De façon autrement plus substantielle, son fonctionnement a été revu, ou plutôt complété en 2020 avec l’introduction d’une « révision secondaire générale », ajoutée aux côtés du dispositif déjà existant, à présent désigné comme « révision secondaire de réponse rapide ».

Alors que ce dernier continue à fonctionner sur la base d’une liste préétablie (et évolutive) de comptes pour lesquels le processus de modération suit des règles particulières, le nouveau programme permet de soumettre virtuellement tout contenu à cross-check, du moment que celui-ci répond à une série de conditions basées sur des indicateurs objectifs… qui ne laissent pas totalement de côté les caractéristiques propres du compte sur lequel il a été publié. Cette initiative permet de « démocratiser » en quelque sorte l’accès au programme, mais préserve l’existence d’une caste d’utilisateurs qui en bénéficient par défaut, et qui restent désignés selon des critères obscurs.

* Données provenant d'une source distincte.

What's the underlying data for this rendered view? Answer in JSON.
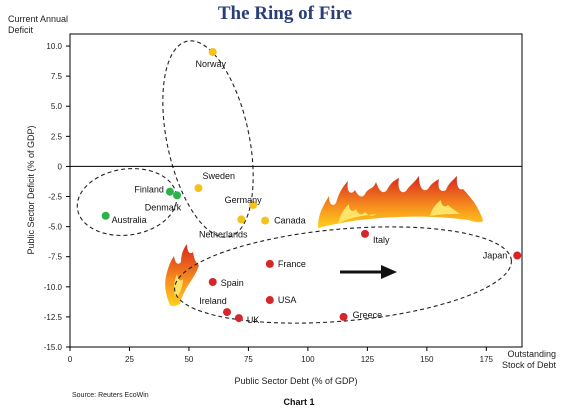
{
  "chart_data": {
    "type": "scatter",
    "title": "The Ring of Fire",
    "caption": "Chart 1",
    "source": "Source: Reuters EcoWin",
    "xlabel": "Public Sector Debt (% of GDP)",
    "ylabel": "Public Sector Deficit (% of GDP)",
    "corner_y_label": [
      "Current Annual",
      "Deficit"
    ],
    "corner_x_label": [
      "Outstanding",
      "Stock of Debt"
    ],
    "xlim": [
      0,
      190
    ],
    "ylim": [
      -15,
      11
    ],
    "xticks": [
      0,
      25,
      50,
      75,
      100,
      125,
      150,
      175
    ],
    "yticks": [
      10.0,
      7.5,
      5.0,
      2.5,
      0,
      -2.5,
      -5.0,
      -7.5,
      -10.0,
      -12.5,
      -15.0
    ],
    "ytick_labels": [
      "10.0",
      "7.5",
      "5.0",
      "2.5",
      "0",
      "-2.5",
      "-5.0",
      "-7.5",
      "-10.0",
      "-12.5",
      "-15.0"
    ],
    "colors": {
      "green": "#2db24a",
      "yellow": "#f4c21b",
      "red": "#d7262b",
      "arrow": "#111111"
    },
    "points": [
      {
        "name": "Norway",
        "x": 60,
        "y": 9.5,
        "group": "yellow"
      },
      {
        "name": "Sweden",
        "x": 54,
        "y": -1.8,
        "group": "yellow"
      },
      {
        "name": "Germany",
        "x": 77,
        "y": -3.2,
        "group": "yellow"
      },
      {
        "name": "Netherlands",
        "x": 72,
        "y": -4.4,
        "group": "yellow"
      },
      {
        "name": "Canada",
        "x": 82,
        "y": -4.5,
        "group": "yellow"
      },
      {
        "name": "Finland",
        "x": 42,
        "y": -2.1,
        "group": "green"
      },
      {
        "name": "Denmark",
        "x": 45,
        "y": -2.4,
        "group": "green"
      },
      {
        "name": "Australia",
        "x": 15,
        "y": -4.1,
        "group": "green"
      },
      {
        "name": "Italy",
        "x": 124,
        "y": -5.6,
        "group": "red"
      },
      {
        "name": "Japan",
        "x": 188,
        "y": -7.4,
        "group": "red"
      },
      {
        "name": "France",
        "x": 84,
        "y": -8.1,
        "group": "red"
      },
      {
        "name": "Spain",
        "x": 60,
        "y": -9.6,
        "group": "red"
      },
      {
        "name": "USA",
        "x": 84,
        "y": -11.1,
        "group": "red"
      },
      {
        "name": "Ireland",
        "x": 66,
        "y": -12.1,
        "group": "red"
      },
      {
        "name": "UK",
        "x": 71,
        "y": -12.6,
        "group": "red"
      },
      {
        "name": "Greece",
        "x": 115,
        "y": -12.5,
        "group": "red"
      }
    ]
  }
}
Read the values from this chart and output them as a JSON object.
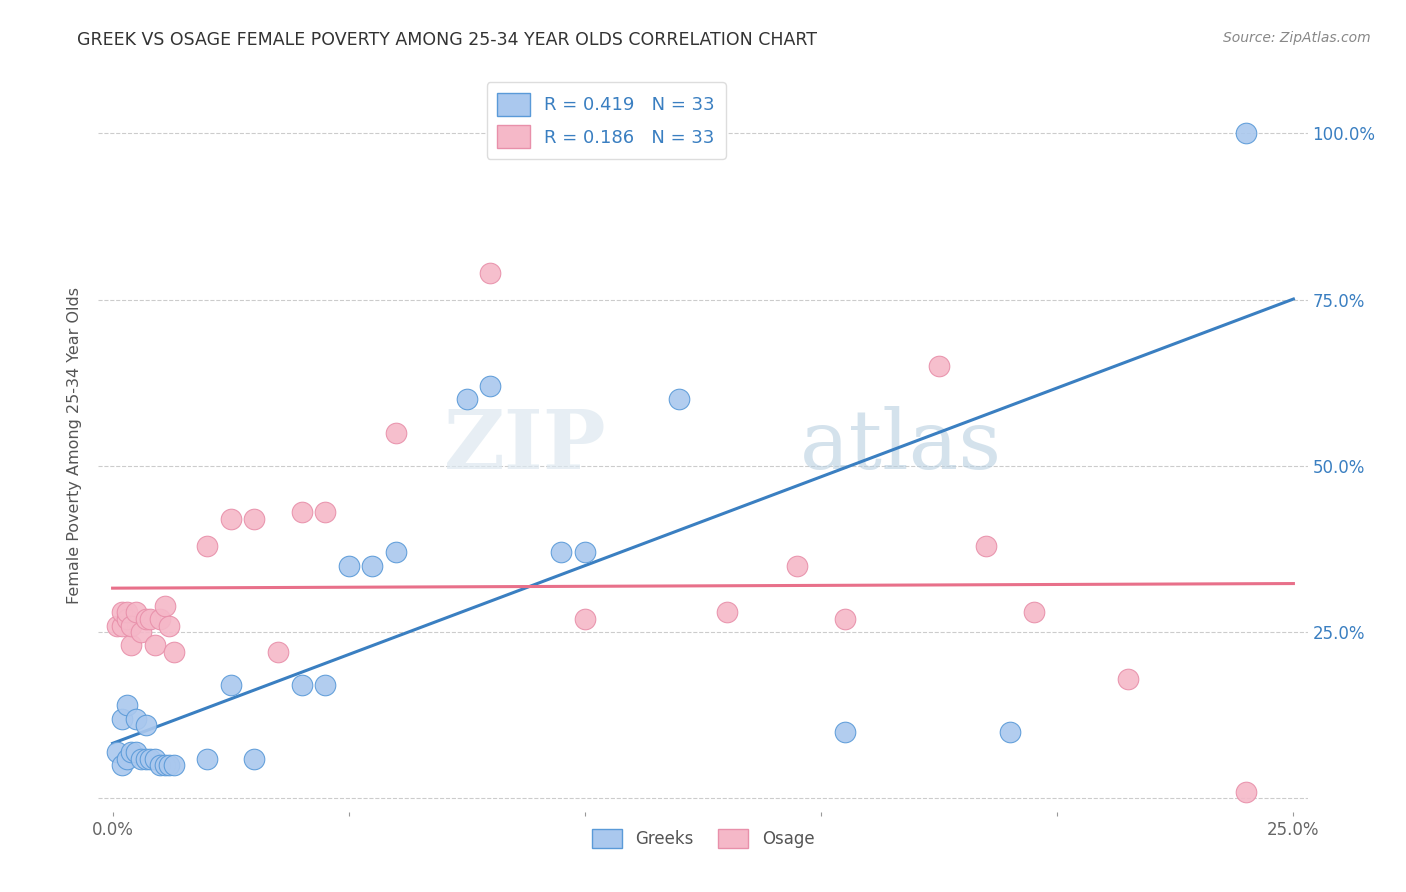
{
  "title": "GREEK VS OSAGE FEMALE POVERTY AMONG 25-34 YEAR OLDS CORRELATION CHART",
  "source": "Source: ZipAtlas.com",
  "ylabel": "Female Poverty Among 25-34 Year Olds",
  "watermark_zip": "ZIP",
  "watermark_atlas": "atlas",
  "xlim": [
    0.0,
    0.25
  ],
  "ylim": [
    -0.02,
    1.08
  ],
  "xtick_positions": [
    0.0,
    0.05,
    0.1,
    0.15,
    0.2,
    0.25
  ],
  "xticklabels": [
    "0.0%",
    "",
    "",
    "",
    "",
    "25.0%"
  ],
  "ytick_positions": [
    0.0,
    0.25,
    0.5,
    0.75,
    1.0
  ],
  "yticklabels_right": [
    "",
    "25.0%",
    "50.0%",
    "75.0%",
    "100.0%"
  ],
  "R_blue": "0.419",
  "N_blue": "33",
  "R_pink": "0.186",
  "N_pink": "33",
  "blue_fill": "#aac8ee",
  "pink_fill": "#f5b8c8",
  "blue_edge": "#5a9ad8",
  "pink_edge": "#e890aa",
  "blue_line": "#3a7fc1",
  "pink_line": "#e8708a",
  "label_blue": "Greeks",
  "label_pink": "Osage",
  "blue_x": [
    0.001,
    0.002,
    0.002,
    0.003,
    0.003,
    0.004,
    0.005,
    0.005,
    0.006,
    0.007,
    0.007,
    0.008,
    0.009,
    0.01,
    0.011,
    0.012,
    0.013,
    0.02,
    0.025,
    0.03,
    0.04,
    0.045,
    0.05,
    0.055,
    0.06,
    0.075,
    0.08,
    0.095,
    0.1,
    0.12,
    0.155,
    0.19,
    0.24
  ],
  "blue_y": [
    0.07,
    0.05,
    0.12,
    0.06,
    0.14,
    0.07,
    0.07,
    0.12,
    0.06,
    0.06,
    0.11,
    0.06,
    0.06,
    0.05,
    0.05,
    0.05,
    0.05,
    0.06,
    0.17,
    0.06,
    0.17,
    0.17,
    0.35,
    0.35,
    0.37,
    0.6,
    0.62,
    0.37,
    0.37,
    0.6,
    0.1,
    0.1,
    1.0
  ],
  "pink_x": [
    0.001,
    0.002,
    0.002,
    0.003,
    0.003,
    0.004,
    0.004,
    0.005,
    0.006,
    0.007,
    0.008,
    0.009,
    0.01,
    0.011,
    0.012,
    0.013,
    0.02,
    0.025,
    0.03,
    0.035,
    0.04,
    0.045,
    0.06,
    0.08,
    0.1,
    0.13,
    0.145,
    0.155,
    0.175,
    0.185,
    0.195,
    0.215,
    0.24
  ],
  "pink_y": [
    0.26,
    0.26,
    0.28,
    0.27,
    0.28,
    0.23,
    0.26,
    0.28,
    0.25,
    0.27,
    0.27,
    0.23,
    0.27,
    0.29,
    0.26,
    0.22,
    0.38,
    0.42,
    0.42,
    0.22,
    0.43,
    0.43,
    0.55,
    0.79,
    0.27,
    0.28,
    0.35,
    0.27,
    0.65,
    0.38,
    0.28,
    0.18,
    0.01
  ]
}
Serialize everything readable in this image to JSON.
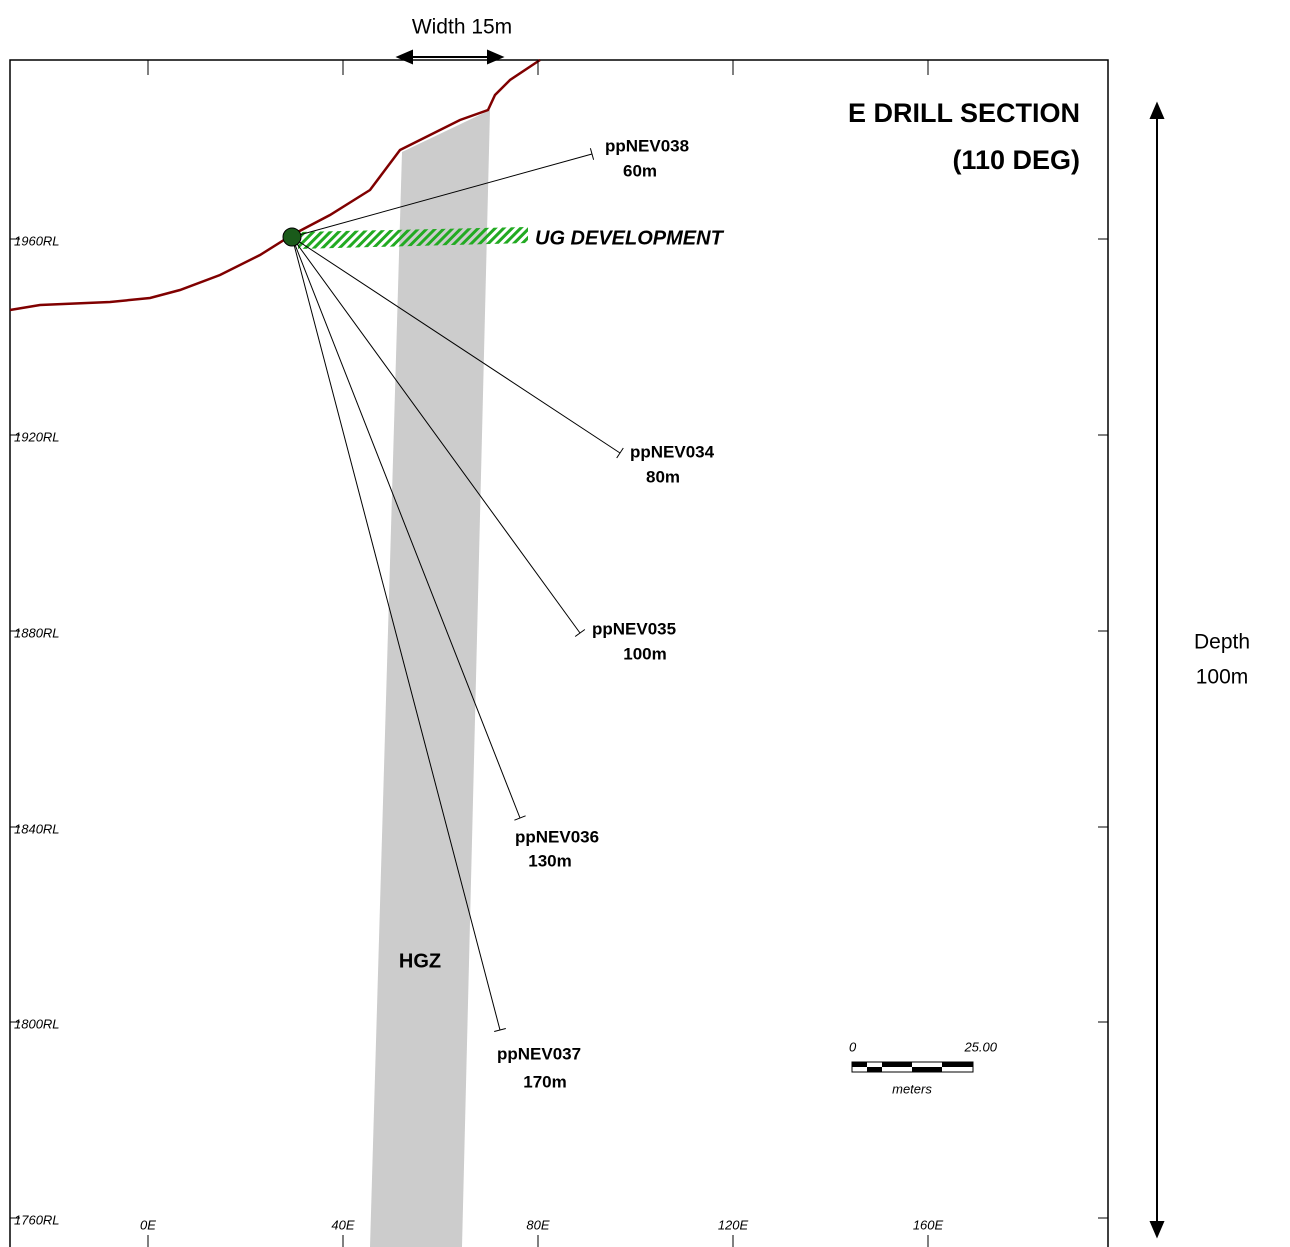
{
  "header": {
    "title": [
      "E DRILL SECTION",
      "(110 DEG)"
    ]
  },
  "annotations": {
    "width": "Width 15m",
    "depth": [
      "Depth",
      "100m"
    ],
    "development": "UG DEVELOPMENT",
    "zone": "HGZ"
  },
  "holes": [
    {
      "name": "ppNEV038",
      "length": "60m"
    },
    {
      "name": "ppNEV034",
      "length": "80m"
    },
    {
      "name": "ppNEV035",
      "length": "100m"
    },
    {
      "name": "ppNEV036",
      "length": "130m"
    },
    {
      "name": "ppNEV037",
      "length": "170m"
    }
  ],
  "rl_ticks": [
    "1960RL",
    "1920RL",
    "1880RL",
    "1840RL",
    "1800RL",
    "1760RL"
  ],
  "e_ticks": [
    "0E",
    "40E",
    "80E",
    "120E",
    "160E"
  ],
  "scale_bar": {
    "start": "0",
    "end": "25.00",
    "unit": "meters"
  }
}
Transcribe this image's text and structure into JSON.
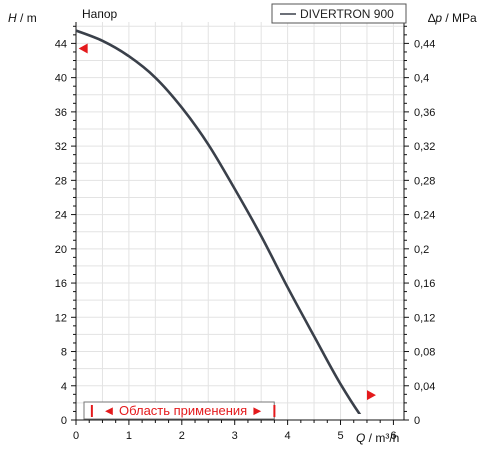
{
  "chart_data": {
    "type": "line",
    "title": "Напор",
    "y_left_label": {
      "var": "H",
      "unit": "m"
    },
    "y_right_label": {
      "var": "Δp",
      "unit": "MPa"
    },
    "x_label": {
      "var": "Q",
      "unit": "m³/h"
    },
    "x_ticks": [
      "0",
      "1",
      "2",
      "3",
      "4",
      "5",
      "6"
    ],
    "y_left_ticks": [
      "0",
      "4",
      "8",
      "12",
      "16",
      "20",
      "24",
      "28",
      "32",
      "36",
      "40",
      "44"
    ],
    "y_right_ticks": [
      "0",
      "0,04",
      "0,08",
      "0,12",
      "0,16",
      "0,2",
      "0,24",
      "0,28",
      "0,32",
      "0,36",
      "0,4",
      "0,44"
    ],
    "xlim": [
      0,
      6.2
    ],
    "ylim": [
      0,
      46.5
    ],
    "y_right_lim": [
      0,
      0.465
    ],
    "grid": true,
    "legend_position": "top-right",
    "series": [
      {
        "name": "DIVERTRON 900",
        "color": "#3a404a",
        "x": [
          0,
          0.5,
          1,
          1.5,
          2,
          2.5,
          3,
          3.5,
          4,
          4.5,
          5,
          5.5,
          5.75
        ],
        "y": [
          45.5,
          44.3,
          42.5,
          40.0,
          36.5,
          32.2,
          27.0,
          21.5,
          15.5,
          9.8,
          4.2,
          -0.5,
          -2.0
        ]
      }
    ],
    "application_range": {
      "label": "◄ Область применения ►",
      "from": 0.3,
      "to": 3.75,
      "color": "#e41a1c"
    },
    "markers": [
      {
        "x": 0.05,
        "y": 43.4,
        "direction": "left",
        "color": "#e41a1c"
      },
      {
        "x": 5.5,
        "y": 2.9,
        "direction": "right",
        "color": "#e41a1c"
      }
    ]
  }
}
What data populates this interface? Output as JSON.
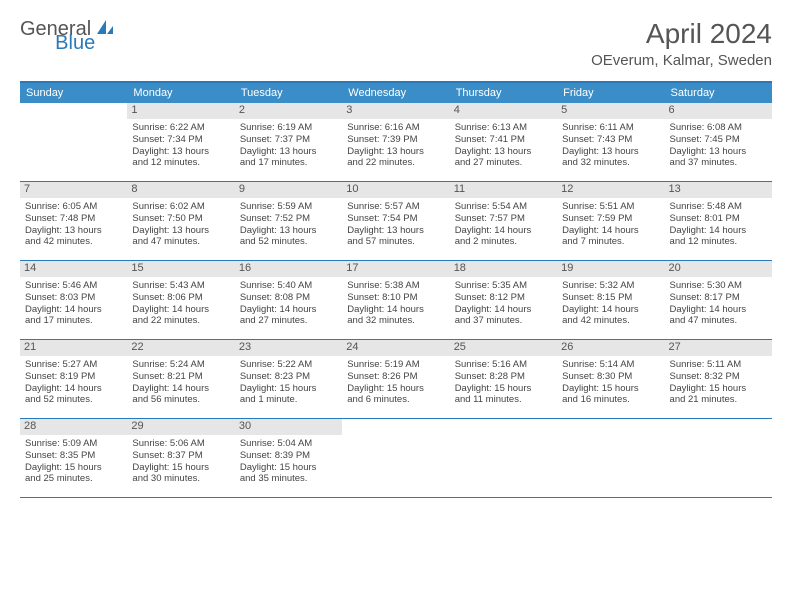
{
  "logo": {
    "text_gray": "General",
    "text_blue": "Blue"
  },
  "title": "April 2024",
  "location": "OEverum, Kalmar, Sweden",
  "colors": {
    "header_bg": "#3b8dc7",
    "border": "#2a7ab9",
    "daynum_bg": "#e6e6e6",
    "text": "#555555"
  },
  "day_names": [
    "Sunday",
    "Monday",
    "Tuesday",
    "Wednesday",
    "Thursday",
    "Friday",
    "Saturday"
  ],
  "weeks": [
    [
      {
        "num": "",
        "sunrise": "",
        "sunset": "",
        "daylight1": "",
        "daylight2": ""
      },
      {
        "num": "1",
        "sunrise": "Sunrise: 6:22 AM",
        "sunset": "Sunset: 7:34 PM",
        "daylight1": "Daylight: 13 hours",
        "daylight2": "and 12 minutes."
      },
      {
        "num": "2",
        "sunrise": "Sunrise: 6:19 AM",
        "sunset": "Sunset: 7:37 PM",
        "daylight1": "Daylight: 13 hours",
        "daylight2": "and 17 minutes."
      },
      {
        "num": "3",
        "sunrise": "Sunrise: 6:16 AM",
        "sunset": "Sunset: 7:39 PM",
        "daylight1": "Daylight: 13 hours",
        "daylight2": "and 22 minutes."
      },
      {
        "num": "4",
        "sunrise": "Sunrise: 6:13 AM",
        "sunset": "Sunset: 7:41 PM",
        "daylight1": "Daylight: 13 hours",
        "daylight2": "and 27 minutes."
      },
      {
        "num": "5",
        "sunrise": "Sunrise: 6:11 AM",
        "sunset": "Sunset: 7:43 PM",
        "daylight1": "Daylight: 13 hours",
        "daylight2": "and 32 minutes."
      },
      {
        "num": "6",
        "sunrise": "Sunrise: 6:08 AM",
        "sunset": "Sunset: 7:45 PM",
        "daylight1": "Daylight: 13 hours",
        "daylight2": "and 37 minutes."
      }
    ],
    [
      {
        "num": "7",
        "sunrise": "Sunrise: 6:05 AM",
        "sunset": "Sunset: 7:48 PM",
        "daylight1": "Daylight: 13 hours",
        "daylight2": "and 42 minutes."
      },
      {
        "num": "8",
        "sunrise": "Sunrise: 6:02 AM",
        "sunset": "Sunset: 7:50 PM",
        "daylight1": "Daylight: 13 hours",
        "daylight2": "and 47 minutes."
      },
      {
        "num": "9",
        "sunrise": "Sunrise: 5:59 AM",
        "sunset": "Sunset: 7:52 PM",
        "daylight1": "Daylight: 13 hours",
        "daylight2": "and 52 minutes."
      },
      {
        "num": "10",
        "sunrise": "Sunrise: 5:57 AM",
        "sunset": "Sunset: 7:54 PM",
        "daylight1": "Daylight: 13 hours",
        "daylight2": "and 57 minutes."
      },
      {
        "num": "11",
        "sunrise": "Sunrise: 5:54 AM",
        "sunset": "Sunset: 7:57 PM",
        "daylight1": "Daylight: 14 hours",
        "daylight2": "and 2 minutes."
      },
      {
        "num": "12",
        "sunrise": "Sunrise: 5:51 AM",
        "sunset": "Sunset: 7:59 PM",
        "daylight1": "Daylight: 14 hours",
        "daylight2": "and 7 minutes."
      },
      {
        "num": "13",
        "sunrise": "Sunrise: 5:48 AM",
        "sunset": "Sunset: 8:01 PM",
        "daylight1": "Daylight: 14 hours",
        "daylight2": "and 12 minutes."
      }
    ],
    [
      {
        "num": "14",
        "sunrise": "Sunrise: 5:46 AM",
        "sunset": "Sunset: 8:03 PM",
        "daylight1": "Daylight: 14 hours",
        "daylight2": "and 17 minutes."
      },
      {
        "num": "15",
        "sunrise": "Sunrise: 5:43 AM",
        "sunset": "Sunset: 8:06 PM",
        "daylight1": "Daylight: 14 hours",
        "daylight2": "and 22 minutes."
      },
      {
        "num": "16",
        "sunrise": "Sunrise: 5:40 AM",
        "sunset": "Sunset: 8:08 PM",
        "daylight1": "Daylight: 14 hours",
        "daylight2": "and 27 minutes."
      },
      {
        "num": "17",
        "sunrise": "Sunrise: 5:38 AM",
        "sunset": "Sunset: 8:10 PM",
        "daylight1": "Daylight: 14 hours",
        "daylight2": "and 32 minutes."
      },
      {
        "num": "18",
        "sunrise": "Sunrise: 5:35 AM",
        "sunset": "Sunset: 8:12 PM",
        "daylight1": "Daylight: 14 hours",
        "daylight2": "and 37 minutes."
      },
      {
        "num": "19",
        "sunrise": "Sunrise: 5:32 AM",
        "sunset": "Sunset: 8:15 PM",
        "daylight1": "Daylight: 14 hours",
        "daylight2": "and 42 minutes."
      },
      {
        "num": "20",
        "sunrise": "Sunrise: 5:30 AM",
        "sunset": "Sunset: 8:17 PM",
        "daylight1": "Daylight: 14 hours",
        "daylight2": "and 47 minutes."
      }
    ],
    [
      {
        "num": "21",
        "sunrise": "Sunrise: 5:27 AM",
        "sunset": "Sunset: 8:19 PM",
        "daylight1": "Daylight: 14 hours",
        "daylight2": "and 52 minutes."
      },
      {
        "num": "22",
        "sunrise": "Sunrise: 5:24 AM",
        "sunset": "Sunset: 8:21 PM",
        "daylight1": "Daylight: 14 hours",
        "daylight2": "and 56 minutes."
      },
      {
        "num": "23",
        "sunrise": "Sunrise: 5:22 AM",
        "sunset": "Sunset: 8:23 PM",
        "daylight1": "Daylight: 15 hours",
        "daylight2": "and 1 minute."
      },
      {
        "num": "24",
        "sunrise": "Sunrise: 5:19 AM",
        "sunset": "Sunset: 8:26 PM",
        "daylight1": "Daylight: 15 hours",
        "daylight2": "and 6 minutes."
      },
      {
        "num": "25",
        "sunrise": "Sunrise: 5:16 AM",
        "sunset": "Sunset: 8:28 PM",
        "daylight1": "Daylight: 15 hours",
        "daylight2": "and 11 minutes."
      },
      {
        "num": "26",
        "sunrise": "Sunrise: 5:14 AM",
        "sunset": "Sunset: 8:30 PM",
        "daylight1": "Daylight: 15 hours",
        "daylight2": "and 16 minutes."
      },
      {
        "num": "27",
        "sunrise": "Sunrise: 5:11 AM",
        "sunset": "Sunset: 8:32 PM",
        "daylight1": "Daylight: 15 hours",
        "daylight2": "and 21 minutes."
      }
    ],
    [
      {
        "num": "28",
        "sunrise": "Sunrise: 5:09 AM",
        "sunset": "Sunset: 8:35 PM",
        "daylight1": "Daylight: 15 hours",
        "daylight2": "and 25 minutes."
      },
      {
        "num": "29",
        "sunrise": "Sunrise: 5:06 AM",
        "sunset": "Sunset: 8:37 PM",
        "daylight1": "Daylight: 15 hours",
        "daylight2": "and 30 minutes."
      },
      {
        "num": "30",
        "sunrise": "Sunrise: 5:04 AM",
        "sunset": "Sunset: 8:39 PM",
        "daylight1": "Daylight: 15 hours",
        "daylight2": "and 35 minutes."
      },
      {
        "num": "",
        "sunrise": "",
        "sunset": "",
        "daylight1": "",
        "daylight2": ""
      },
      {
        "num": "",
        "sunrise": "",
        "sunset": "",
        "daylight1": "",
        "daylight2": ""
      },
      {
        "num": "",
        "sunrise": "",
        "sunset": "",
        "daylight1": "",
        "daylight2": ""
      },
      {
        "num": "",
        "sunrise": "",
        "sunset": "",
        "daylight1": "",
        "daylight2": ""
      }
    ]
  ]
}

En septembre 2021, Meta a soumis à son « Conseil de Surveillance » une demande de recommandations sur la manière de « continuer à améliorer son système cross-check », dans le sens d’une plus grande équité entre utilisateurs et d’une transparence accrue. Cette sollicitation, que le Conseil a acceptée, donnera à ce dernier l’occasion de formuler de nombreuses questions pour lesquelles il n’avait jusqu’alors pas obtenu de réponses satisfaisantes – ou pas de réponse du tout.

De la sorte, Meta tente de transformer un programme opaque aux intentions discutables en un facteur d’amélioration de son modèle de modération. Une amélioration qui sera superficielle ou substantielle en fonction du cas qui sera fait des recommandations du Conseil de Surveillance, que l’on peut anticiper ambitieuses et vastes, dans la lignée de ses précédentes prises de position.

Quels que soient les développements à venir autour de cross-check, une constante est de plus en plus claire : pour que Meta tente de faire évoluer ses procédures vers plus de transparence, de cohérence et de prise en compte de sa propre responsabilité, elle a besoin d’être soumise à des pressions diverses, provenant d’acteurs externes à elle-même.